The solution is to run Restore, located in the C:\EDSBU directory. Restore should also be able to be run from the PCSHELL menu (if you are using PCSHELL). Restore actually erases all of the corrupted files and file fragments from the PDS directories before re-installing PDS and EDS. Simply re-installing PDS from the original installation disk will no erase all the corrupted files.
When proceeding up a delta map, working five minutes per site for four sites per session, generally at 1:1, if the patient reports that the feedback is making him tired OR that his heart rate is increased, Or, respiration has increased, would that be sufficient to consider doing less, to cut back in some manner.

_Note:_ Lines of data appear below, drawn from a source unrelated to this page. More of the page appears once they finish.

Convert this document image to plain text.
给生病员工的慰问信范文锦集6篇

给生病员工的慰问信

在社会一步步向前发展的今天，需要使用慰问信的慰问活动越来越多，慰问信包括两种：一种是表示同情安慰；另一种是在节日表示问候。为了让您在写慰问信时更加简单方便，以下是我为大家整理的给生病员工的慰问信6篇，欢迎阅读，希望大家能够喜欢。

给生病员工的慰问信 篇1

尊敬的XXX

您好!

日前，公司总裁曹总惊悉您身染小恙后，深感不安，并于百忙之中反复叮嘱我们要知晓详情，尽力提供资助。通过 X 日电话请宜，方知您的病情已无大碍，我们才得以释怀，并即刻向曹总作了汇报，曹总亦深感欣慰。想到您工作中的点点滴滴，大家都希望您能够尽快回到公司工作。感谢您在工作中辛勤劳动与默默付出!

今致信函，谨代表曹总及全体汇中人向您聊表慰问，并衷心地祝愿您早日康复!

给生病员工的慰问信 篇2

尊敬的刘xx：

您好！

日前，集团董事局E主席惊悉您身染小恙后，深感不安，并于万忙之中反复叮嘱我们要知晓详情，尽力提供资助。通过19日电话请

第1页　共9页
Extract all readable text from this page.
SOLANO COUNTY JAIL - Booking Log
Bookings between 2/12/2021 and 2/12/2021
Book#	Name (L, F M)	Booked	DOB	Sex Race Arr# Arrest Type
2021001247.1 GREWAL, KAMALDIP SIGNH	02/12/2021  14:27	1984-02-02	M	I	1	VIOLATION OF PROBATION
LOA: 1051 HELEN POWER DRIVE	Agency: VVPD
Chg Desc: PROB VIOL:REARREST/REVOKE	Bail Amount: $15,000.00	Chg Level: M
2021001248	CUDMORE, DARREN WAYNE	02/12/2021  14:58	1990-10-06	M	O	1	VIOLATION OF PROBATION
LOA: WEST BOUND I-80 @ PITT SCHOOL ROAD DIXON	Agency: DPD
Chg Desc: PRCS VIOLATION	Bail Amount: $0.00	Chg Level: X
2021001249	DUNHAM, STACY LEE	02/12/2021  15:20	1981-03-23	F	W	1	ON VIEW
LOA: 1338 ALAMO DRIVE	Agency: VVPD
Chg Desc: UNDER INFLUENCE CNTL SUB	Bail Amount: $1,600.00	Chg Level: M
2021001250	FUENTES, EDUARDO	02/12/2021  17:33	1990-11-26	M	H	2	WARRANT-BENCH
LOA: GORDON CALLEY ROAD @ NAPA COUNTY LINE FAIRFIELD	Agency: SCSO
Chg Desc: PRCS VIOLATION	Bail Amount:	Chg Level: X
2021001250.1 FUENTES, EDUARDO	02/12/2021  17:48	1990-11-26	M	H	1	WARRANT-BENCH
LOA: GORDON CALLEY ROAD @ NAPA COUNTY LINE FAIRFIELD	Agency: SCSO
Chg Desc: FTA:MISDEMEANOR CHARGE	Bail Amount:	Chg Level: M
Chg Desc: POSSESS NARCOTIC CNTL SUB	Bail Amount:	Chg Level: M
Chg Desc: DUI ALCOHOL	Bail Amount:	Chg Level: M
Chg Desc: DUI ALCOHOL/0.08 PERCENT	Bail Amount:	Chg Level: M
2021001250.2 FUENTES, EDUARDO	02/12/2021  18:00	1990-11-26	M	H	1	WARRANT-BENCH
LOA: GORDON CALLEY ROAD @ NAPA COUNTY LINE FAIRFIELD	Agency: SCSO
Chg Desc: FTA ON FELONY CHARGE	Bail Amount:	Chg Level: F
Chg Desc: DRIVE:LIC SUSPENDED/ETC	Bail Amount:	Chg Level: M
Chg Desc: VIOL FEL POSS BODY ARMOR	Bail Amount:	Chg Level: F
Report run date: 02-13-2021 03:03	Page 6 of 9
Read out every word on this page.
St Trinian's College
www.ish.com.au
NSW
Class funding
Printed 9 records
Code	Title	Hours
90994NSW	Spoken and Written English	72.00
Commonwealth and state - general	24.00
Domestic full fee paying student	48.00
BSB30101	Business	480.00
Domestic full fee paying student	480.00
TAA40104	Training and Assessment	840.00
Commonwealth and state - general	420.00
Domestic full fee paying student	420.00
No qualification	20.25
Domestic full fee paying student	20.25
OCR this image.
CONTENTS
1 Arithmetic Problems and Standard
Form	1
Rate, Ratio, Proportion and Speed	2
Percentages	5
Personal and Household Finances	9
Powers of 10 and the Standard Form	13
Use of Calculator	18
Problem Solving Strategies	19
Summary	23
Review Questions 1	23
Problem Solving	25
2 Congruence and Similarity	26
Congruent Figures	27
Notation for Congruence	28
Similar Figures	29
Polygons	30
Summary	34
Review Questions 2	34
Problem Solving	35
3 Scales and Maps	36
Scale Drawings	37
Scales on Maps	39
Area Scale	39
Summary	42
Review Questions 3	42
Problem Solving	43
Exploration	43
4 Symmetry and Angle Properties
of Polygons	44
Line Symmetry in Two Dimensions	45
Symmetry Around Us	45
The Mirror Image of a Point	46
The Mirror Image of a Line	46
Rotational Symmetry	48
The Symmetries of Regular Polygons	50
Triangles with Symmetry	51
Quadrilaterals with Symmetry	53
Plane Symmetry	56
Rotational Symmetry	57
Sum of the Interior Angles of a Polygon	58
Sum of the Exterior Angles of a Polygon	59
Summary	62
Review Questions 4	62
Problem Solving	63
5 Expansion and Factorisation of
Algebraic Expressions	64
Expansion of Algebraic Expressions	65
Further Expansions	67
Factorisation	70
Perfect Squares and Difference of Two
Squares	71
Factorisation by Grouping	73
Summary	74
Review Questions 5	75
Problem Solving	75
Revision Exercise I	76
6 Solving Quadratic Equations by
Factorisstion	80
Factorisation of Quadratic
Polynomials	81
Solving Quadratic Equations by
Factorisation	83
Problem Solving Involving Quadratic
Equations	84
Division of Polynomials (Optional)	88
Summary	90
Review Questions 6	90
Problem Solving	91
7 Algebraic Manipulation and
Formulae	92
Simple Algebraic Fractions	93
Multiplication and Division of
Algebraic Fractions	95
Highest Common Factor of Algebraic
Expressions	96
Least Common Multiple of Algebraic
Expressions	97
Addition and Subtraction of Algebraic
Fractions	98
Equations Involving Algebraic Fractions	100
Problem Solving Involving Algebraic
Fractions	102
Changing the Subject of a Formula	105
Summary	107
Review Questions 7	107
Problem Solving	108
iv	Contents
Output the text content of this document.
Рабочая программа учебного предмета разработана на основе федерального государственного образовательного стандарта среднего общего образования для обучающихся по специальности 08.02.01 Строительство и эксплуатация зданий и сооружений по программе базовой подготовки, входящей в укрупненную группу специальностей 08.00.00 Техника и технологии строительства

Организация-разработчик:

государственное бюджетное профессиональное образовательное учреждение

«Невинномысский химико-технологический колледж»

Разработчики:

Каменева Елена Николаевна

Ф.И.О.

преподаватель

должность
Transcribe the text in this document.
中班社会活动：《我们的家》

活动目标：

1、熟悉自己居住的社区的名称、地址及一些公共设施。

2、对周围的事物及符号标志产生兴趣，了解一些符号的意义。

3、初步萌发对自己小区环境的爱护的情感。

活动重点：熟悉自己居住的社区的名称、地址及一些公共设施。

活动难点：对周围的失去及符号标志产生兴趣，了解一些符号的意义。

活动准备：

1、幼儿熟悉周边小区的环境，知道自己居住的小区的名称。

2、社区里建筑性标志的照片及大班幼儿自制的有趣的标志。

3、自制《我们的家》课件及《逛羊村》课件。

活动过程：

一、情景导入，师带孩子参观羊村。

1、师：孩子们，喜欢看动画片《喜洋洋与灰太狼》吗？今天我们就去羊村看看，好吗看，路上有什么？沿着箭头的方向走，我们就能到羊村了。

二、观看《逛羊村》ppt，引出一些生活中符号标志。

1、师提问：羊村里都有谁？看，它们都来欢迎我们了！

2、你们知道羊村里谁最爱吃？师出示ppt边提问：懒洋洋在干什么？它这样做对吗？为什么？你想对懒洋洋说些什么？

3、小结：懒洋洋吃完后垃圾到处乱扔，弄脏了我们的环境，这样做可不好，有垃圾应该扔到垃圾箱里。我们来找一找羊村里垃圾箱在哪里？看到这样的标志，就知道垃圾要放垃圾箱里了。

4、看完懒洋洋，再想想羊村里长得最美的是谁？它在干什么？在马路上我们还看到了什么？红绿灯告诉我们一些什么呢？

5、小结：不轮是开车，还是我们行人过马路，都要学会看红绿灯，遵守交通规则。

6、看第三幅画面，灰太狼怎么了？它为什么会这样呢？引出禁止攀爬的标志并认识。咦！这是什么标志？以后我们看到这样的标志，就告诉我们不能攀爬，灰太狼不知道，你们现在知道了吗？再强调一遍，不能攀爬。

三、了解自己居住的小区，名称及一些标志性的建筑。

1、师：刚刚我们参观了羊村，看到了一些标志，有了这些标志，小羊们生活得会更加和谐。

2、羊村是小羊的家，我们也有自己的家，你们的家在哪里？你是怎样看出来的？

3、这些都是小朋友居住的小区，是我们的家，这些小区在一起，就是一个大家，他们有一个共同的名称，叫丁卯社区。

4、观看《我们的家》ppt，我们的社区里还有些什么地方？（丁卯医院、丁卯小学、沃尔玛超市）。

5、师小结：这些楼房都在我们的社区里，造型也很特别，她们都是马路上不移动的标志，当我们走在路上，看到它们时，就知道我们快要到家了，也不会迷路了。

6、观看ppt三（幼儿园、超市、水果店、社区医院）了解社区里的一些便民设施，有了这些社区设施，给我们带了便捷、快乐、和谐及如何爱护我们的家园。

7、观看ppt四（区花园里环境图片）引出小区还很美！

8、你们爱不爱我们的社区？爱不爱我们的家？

I'm working with a head injured guy, working up the delta map, generally
spending five minutes per site, 1:1. Here I am not really rechecking the
levels, but simply proceeding up the map, five minutes at each site. Once I
get to the end of delta sites, what next? Would you simply go onto the alpha
I tend to re-map, based on the changeability of levels at various locations. See if there are any delta sites still high, re-treat them, and then approach the alpha sites in the specified order of the alpha graph.
What do you mean by "changeability of levels at various locations."
If the site Delta activity is very much lower (or higher) as I proceed through the Delta site treatment, then I'll remap, as I will do on completion of the Delta treatment and I find the Alpha site activity very different than it was in the original mapping. If I don't do this the order in which I approach Delta or Alpha treatment will not follow the activity ranking as it really is at the time.
I'm working with a patient that gets somewhat anxious at 1:1. Would that in
itself suggest staying at 1:1.
You bet. Shorten the length of treatment time, re-check the map and go to sites with less reaction.
About discomfort and deciding whether to increase or not. What do you do in
terms of decisions about increasing brightness or not, when you observe
increases in delta or alpha levels in response to brightness increase, but the
patient does not report any subjective change?
I go by the most sensitive indicator, objective or subjective. So if it's just the EEG that acts up, then that's what I go on.
The above implies the following question: in the normal course of working
up the map, how much rechecking do you do? How do you make judgments about how much overlap as you work up the map.
I'm much less strict about looking for decreases the first times through -- as long as there are no increases. I keep on going back reiteratively to previous, lower, sites, getting more perfectionistic about dropping delta amplitudes each time.
If values are low in a delta site for example, would he still spend 5 minutes at it before moving on.
No. My suggestion is that stay _no longer_ than 5 minutes at a site. However, if the delta is low, stay no longer than an additional 30 seconds before moving on.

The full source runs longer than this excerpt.